When asked about why he thinks open source is brutal, he says open source is still disparate, distributed, hon-homogenous and teams working on this environment are difficult to cope with the development.

“I think I was asked why open source works and when you think about how software engineering management works in industry, it shouldn’t. Disparate, distributed, non-homogenous teams are extremely difficult to run in a company, but in open source it creates some world-class terrific software,” DiBona said. “I think that it is because open source projects are able to only work with the productive people and ignore everyone else. That behavior can come across as very harsh or exclusionary, and that’s because it is that: brutally harsh and exclusionary of anyone who isn’t contributing.”

He says survival of the fittest as practiced in the open source world is a pretty brutal mechanism, but it works very well for producing quality software.

Android is living proof that the Open Source philosophy and Linux can succeed worldwide. Although the dumping of Linux on the desktop has never been produced, and it seems that for now will remain so, Android has complied original dream of conquering Linux users worldwide.

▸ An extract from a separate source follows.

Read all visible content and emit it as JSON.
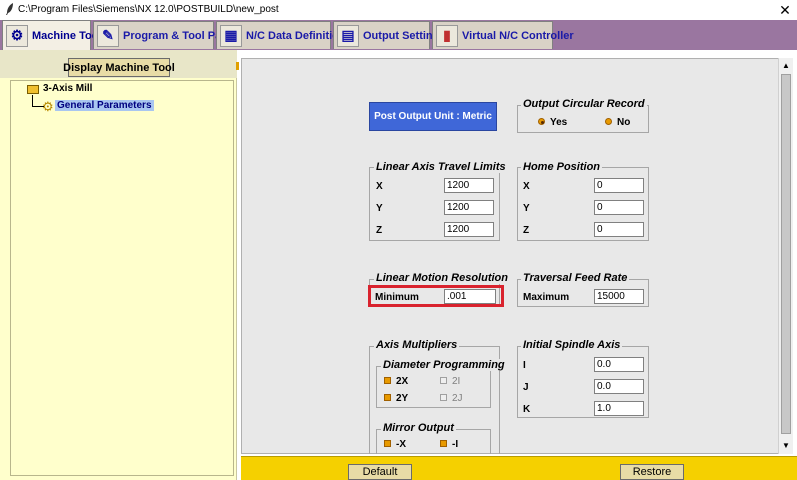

The kernel, compilers, GCC, Python interpreter. Python is very important part of open source. Google App Engine, for example, is neither more nor less than hosting Python system. Google spends large sums of money and time to projects such as the OSU Open Source Labs, Apache projects, EFF, creative commons and other smaller projects. Google is trying to produce their projects under the Apache License, which allows you to freely dispose of the code and change it.

Google’s commitment extends to supporting the developer community through projects such as the Google Summer of Code, which provides scholarships and mentoring students to developers so that they can carry out their projects.